Palazzo Cavanis, affacciato sul canale della Giudecca, ospita fino al primo dicembre la mostra personale di Genieve Figgis, Unearthly Pursuits.
Con questo progetto presentato da Almine Rech e curato da Elisa De Wyngaert, l’artista vuole esplorare il modo con cui le persone si rapportano al loro ambiente, mettendo in mostra l’adesione alle regole sociali che però nasconde una volontà di eluderle.
Ed è proprio questo mondo nascosto che Genieve Figgis si propone di indagare, quello delle volontà represse e delle passioni nascoste che però emerge indipendentemente dalla volontà degli attori che agiscono nel loro contesto. Così, in un’ambientazione che richiama il passato, senza tecnologia e a metà tra il reale e l’immaginario, vediamo qualcosa che sembra stonare con gli idillici paesaggi che fanno da sfondo: le persone, infatti, seppure ben vestite e misurate nei comportamenti hanno i volti deformati, come se la maschera sociale che sono costrette a portare si stesse dissolvendo assieme alla pittura stessa.
Non a caso l’artista nella sua volontà di indagine si è affidata alla pittura, alla sua fluidità e alla sua libertà: scorrendo sulla tela permette di rivelare le cose più irrazionali, superando qualsiasi confine le si ponga davanti. La pittura qui dissolve l’apparenza per rivelare, in maniera inquietante, la realtà delle cose.
Le persone rappresentate, se da una parte sono consapevoli di essere osservate e fanno di tutto per conformarsi alle aspettative degli osservatori, dall’altra vengono tradite dalla pittura stessa. Ispirandosi ai ritratti su commissione Genieve Figgis li supera, portando davanti allo spettatore non un semplice richiamo all’individualità della persona ritratta, ma la sua individualità stessa. Questo salto tra la realtà esterna (della società della persona ritratta e dello spettatore dell’opera) e quella interna porta ad una sensazione di inquietudine, espressa attraverso la smaterializzazione della figura.
In molte opere vediamo i palazzi, la laguna e le barche ritratti in maniera decisa, decisione che si dissolve man mano che ci si avvicina alla figura. In Trip to Venice la serenità e l’armonia dei palazzi veneziani sfocia in una macchia senza forma dai colori macabri, dove si riconosce a malapena il contorno di una figura.

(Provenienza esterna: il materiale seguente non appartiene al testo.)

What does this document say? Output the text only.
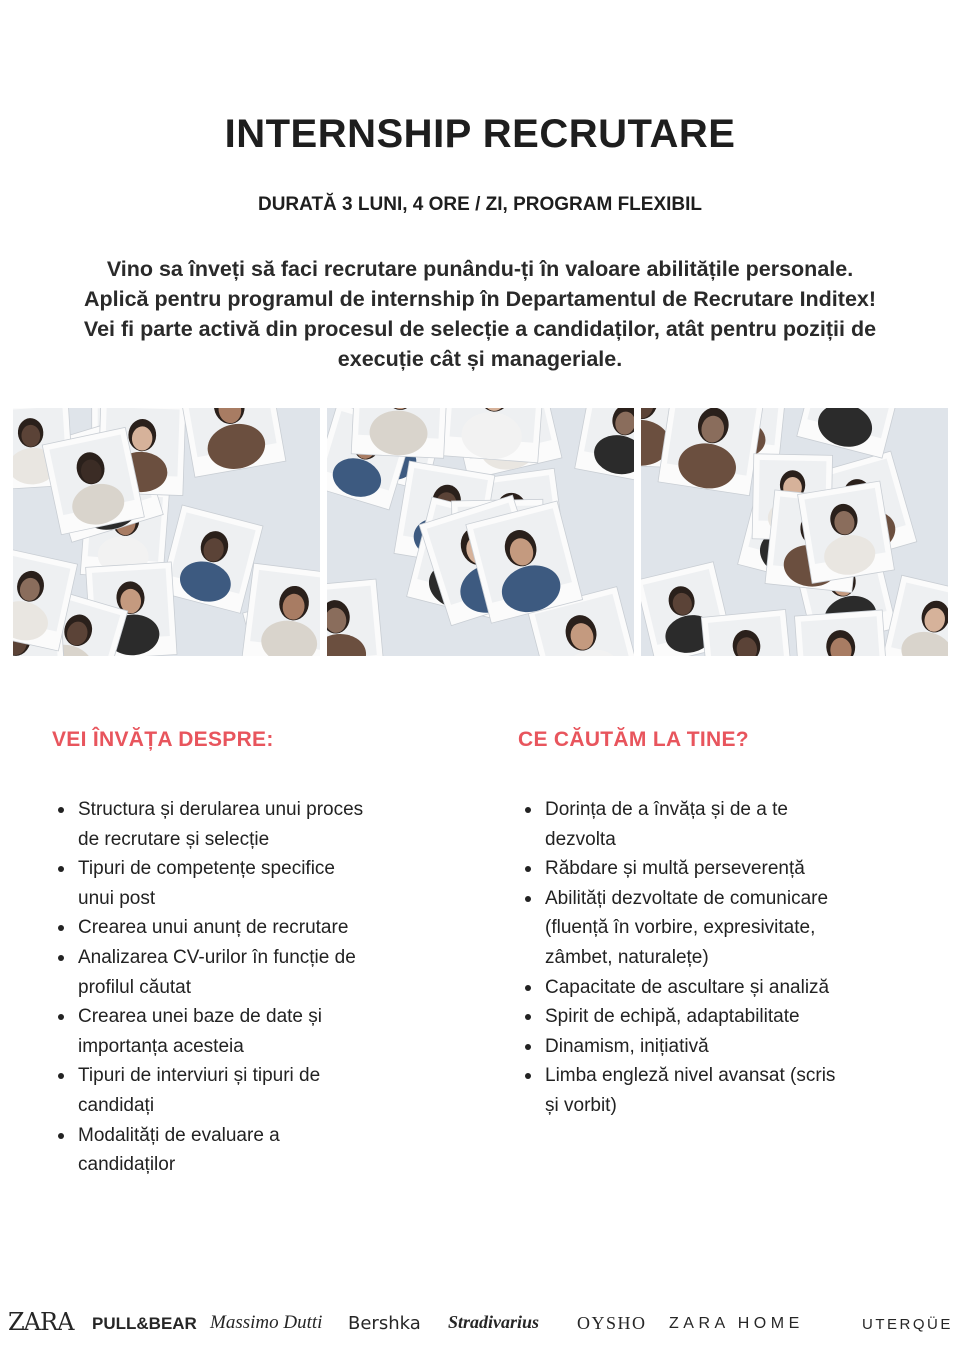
INTERNSHIP RECRUTARE
DURATĂ 3 LUNI, 4 ORE / ZI, PROGRAM FLEXIBIL
Vino sa înveți să faci recrutare punându-ți în valoare abilitățile personale.
Aplică pentru programul de internship în Departamentul de Recrutare Inditex!
Vei fi parte activă din procesul de selecție a candidaților, atât pentru poziții de
execuție cât și manageriale.
VEI ÎNVĂȚA DESPRE:
Structura și derularea unui proces
de recrutare și selecție
Tipuri de competențe specifice
unui post
Crearea unui anunț de recrutare
Analizarea CV-urilor în funcție de
profilul căutat
Crearea unei baze de date și
importanța acesteia
Tipuri de interviuri și tipuri de
candidați
Modalități de evaluare a
candidaților
CE CĂUTĂM LA TINE?
Dorința de a învăța și de a te
dezvolta
Răbdare și multă perseverență
Abilități dezvoltate de comunicare
(fluență în vorbire, expresivitate,
zâmbet, naturalețe)
Capacitate de ascultare și analiză
Spirit de echipă, adaptabilitate
Dinamism, inițiativă
Limba engleză nivel avansat (scris
și vorbit)
ZARA PULL&BEAR Massimo Dutti Bershka Stradivarius OYSHO ZARA HOME	UTERQÜE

Lo stesso vale per Lady at the window, dove il tavolo della stanza perde consistenza appena entra in contatto con la figura che pare uno spettro, quasi venga assorbito anche esso dal dissolvimento della forzatura sociale.
È evidente che sono rappresentate a Palazzo Cavanis le diverse manifestazioni dell’instabilità e dell’incertezza derivanti dal dissolvimento della maschera. Una volta private delle loro pose studiate e dei loro sorrisi di convenienza le persone ritratte non riescono a rappresentarsi in maniera certa, diventando chiazze di colore che cercano di definirsi. Ma forse è proprio questa possibilità infinita di ricrearsi, una volta caduta l’immobilità di un’essenza predefinita, che Genieve Figgis celebra con le sue opere. Così, l’inquietudine che proviamo davanti alle gelide figure in blu di Actors in blue, non è altro che la nostra volontà di aspettare che quei volti si dissolvano completamente, rivelando la verità che sta dietro di loro e di noi stessi.